By the end of the study, participants in the exercise group had better ADAS-Cog scores than those in the usual care group (P = 0.04). Participants in the physical activity group had better delayed recall. Adherence to the prescribed physical activity for 24 weeks was 78%. Women were more likely than men to drop out in both groups and those who dropped out had higher ADAS-Cog scores than those who remained. APOE e4 carriers did less well in both groups across time. The investigators interpreted the results as showing that the benefits of physical exercise were apparent after 6 months and persisted until 18 months after initiation of the exercise intervention.

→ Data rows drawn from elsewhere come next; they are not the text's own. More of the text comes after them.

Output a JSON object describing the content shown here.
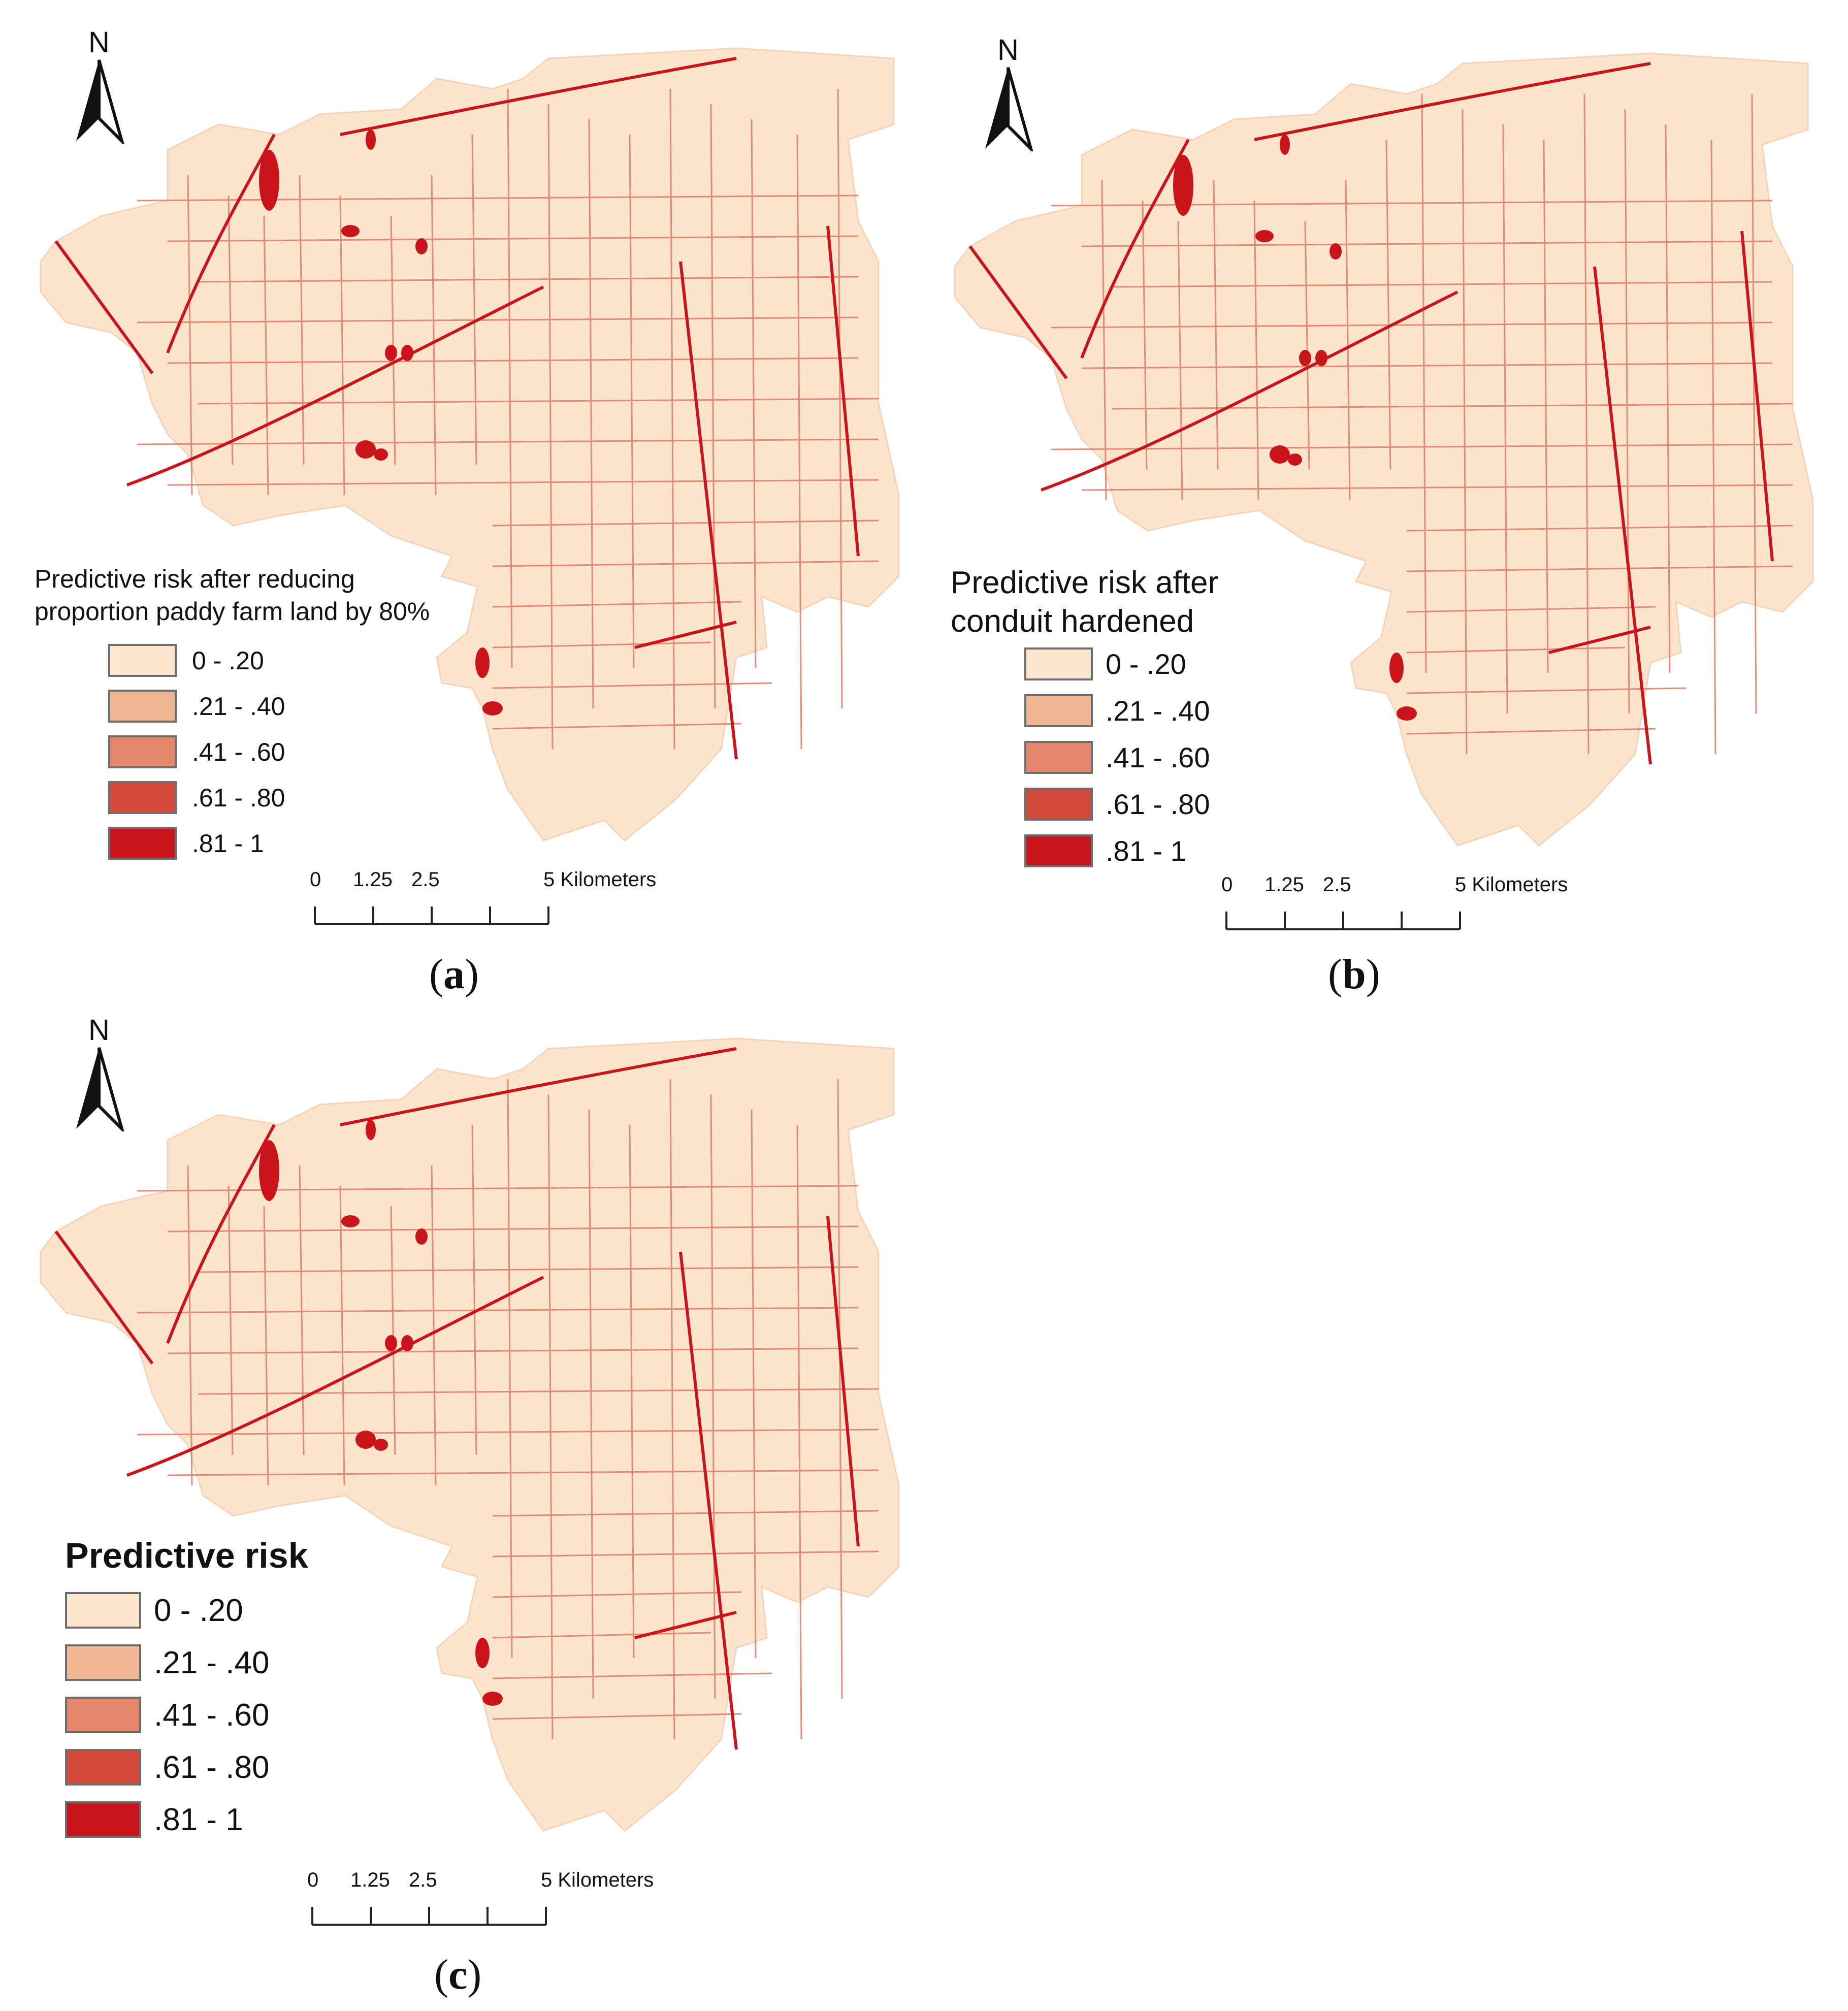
{
  "compass": {
    "letter": "N",
    "icon": "north-arrow-icon"
  },
  "legend_colors": [
    "#fde6d0",
    "#f0b893",
    "#e3866a",
    "#d44a3a",
    "#c8141a"
  ],
  "map_colors": {
    "land": "#fde4cc",
    "road": "#c8141a",
    "road_light": "#e07a66"
  },
  "panels": [
    {
      "label_letter": "a",
      "legend_title_lines": [
        "Predictive risk after reducing",
        "proportion paddy farm land by 80%"
      ],
      "legend_items": [
        "0 - .20",
        ".21 - .40",
        ".41 - .60",
        ".61 - .80",
        ".81 - 1"
      ],
      "scale": {
        "ticks": [
          "0",
          "1.25",
          "2.5",
          "5 Kilometers"
        ]
      }
    },
    {
      "label_letter": "b",
      "legend_title_lines": [
        "Predictive risk after",
        "conduit hardened"
      ],
      "legend_items": [
        "0 - .20",
        ".21 - .40",
        ".41 - .60",
        ".61 - .80",
        ".81 - 1"
      ],
      "scale": {
        "ticks": [
          "0",
          "1.25",
          "2.5",
          "5 Kilometers"
        ]
      }
    },
    {
      "label_letter": "c",
      "legend_title_lines": [
        "Predictive risk"
      ],
      "legend_items": [
        "0 - .20",
        ".21 - .40",
        ".41 - .60",
        ".61 - .80",
        ".81 - 1"
      ],
      "scale": {
        "ticks": [
          "0",
          "1.25",
          "2.5",
          "5 Kilometers"
        ]
      }
    }
  ]
}
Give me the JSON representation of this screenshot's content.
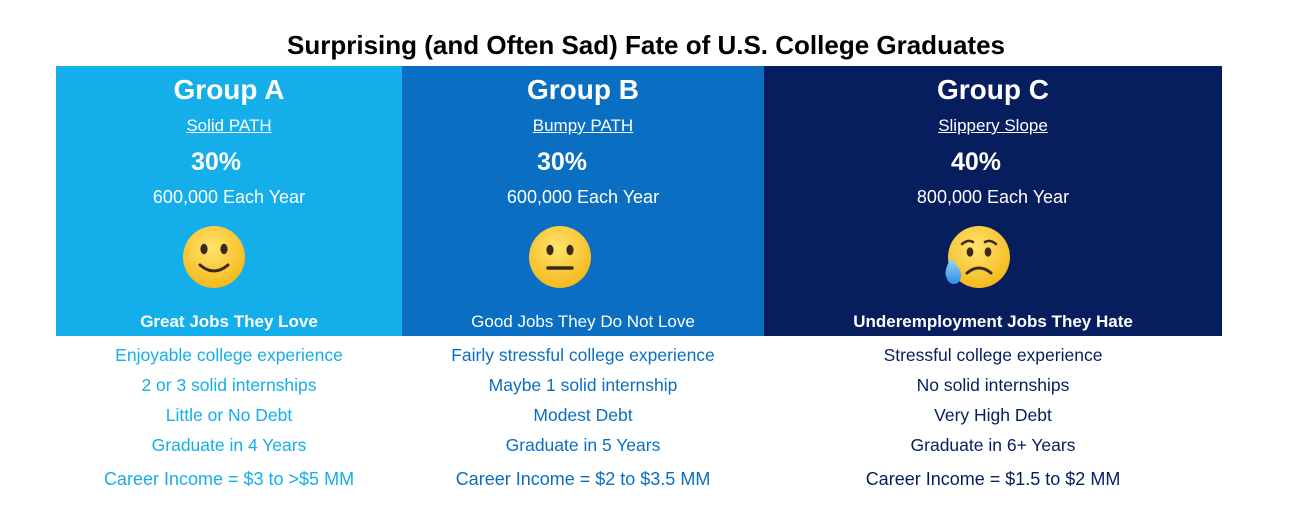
{
  "title": "Surprising (and Often Sad) Fate of U.S. College Graduates",
  "colors": {
    "group_a": "#14aeea",
    "group_b": "#0a6fc2",
    "group_c": "#071e5e",
    "emoji_face": "#fbd33d"
  },
  "groups": [
    {
      "name": "Group A",
      "path": "Solid PATH",
      "percent": "30%",
      "per_year": "600,000 Each Year",
      "emoji": "slightly-smiling-face-icon",
      "job_line": "Great Jobs They Love",
      "bullets": [
        "Enjoyable college experience",
        "2 or 3 solid internships",
        "Little or No Debt",
        "Graduate in 4 Years"
      ],
      "income": "Career Income = $3 to >$5 MM"
    },
    {
      "name": "Group B",
      "path": "Bumpy PATH",
      "percent": "30%",
      "per_year": "600,000 Each Year",
      "emoji": "neutral-face-icon",
      "job_line": "Good Jobs They Do Not Love",
      "bullets": [
        "Fairly stressful college experience",
        "Maybe 1 solid internship",
        "Modest Debt",
        "Graduate in 5 Years"
      ],
      "income": "Career Income = $2 to $3.5 MM"
    },
    {
      "name": "Group C",
      "path": "Slippery Slope",
      "percent": "40%",
      "per_year": "800,000 Each Year",
      "emoji": "sad-but-relieved-face-icon",
      "job_line": "Underemployment Jobs They Hate",
      "bullets": [
        "Stressful college experience",
        "No solid internships",
        "Very High Debt",
        "Graduate in 6+ Years"
      ],
      "income": "Career Income = $1.5 to $2 MM"
    }
  ]
}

Menopausal women and their physicians remain confused about the therapeutic options available for reducing the risk of dementia. This is an interesting study that offers a concrete therapy for reducing the risk of memory decline and Alzheimer's disease. The mechanisms by which physical exercise might improve cognition include improved cerebral vascular function and brain perfusion, environmental enrichment, enhanced brain plasticity via synaptogenesis, neurogenesis, and attenuation of the neural responses to stress. In humans, increased physical activity resulted in increased blood flow in regions that modulate attention.3
The study hints that exercise might be less effective for reduction of the risk of dementia for women than for men. If so, one would want to know why women fare less well than men. One possibility is that estradiol is neurotrophic. It is not well recognized, but men have higher CSF levels of estradiol than women after age 50. Most of the estradiol in the CSF of men comes from aromatization of testosterone to estradiol. Despite the age-related decline in testicular testosterone secretion, there is still plenty around for diffusion across the blood-brain barrier. Testosterone may have independent trophic effects as well. A fundamental consideration is whether there might be an interaction or synergism at work. It seems reasonable to suggest that if estradiol is neurotrophic and exercise is neurotrophic, then the two together might be at least additive, if not synergistic, in reducing or delaying the onset of dementia. Therefore, the looming question is whether older women might benefit from a combination of exercise and estradiol as a means to forestall if not prevent the inexorable decline of mind that accompanies aging.
Only future studies designed to look for synergism will allow us to move beyond paradigms in which we test only for independent effects. Further, we need to look for ways to discern sex-specific recommendations for safeguarding our health as we age.
- Weuve J, et al. Physical activity, including walking, and cognitive function in older women. JAMA 2004;292:1454-1461.
- van Gelder BM, et al. Physical activity in relation to cognitive decline in elderly men: The FINE Study. Neurology 2004;63:2316-2321.
- Colcombe SJ, et al. Cardiovascular fitness, cortical plasticity, and aging. Proc Natl Acad Sci U S A 2004;101:3316-3321.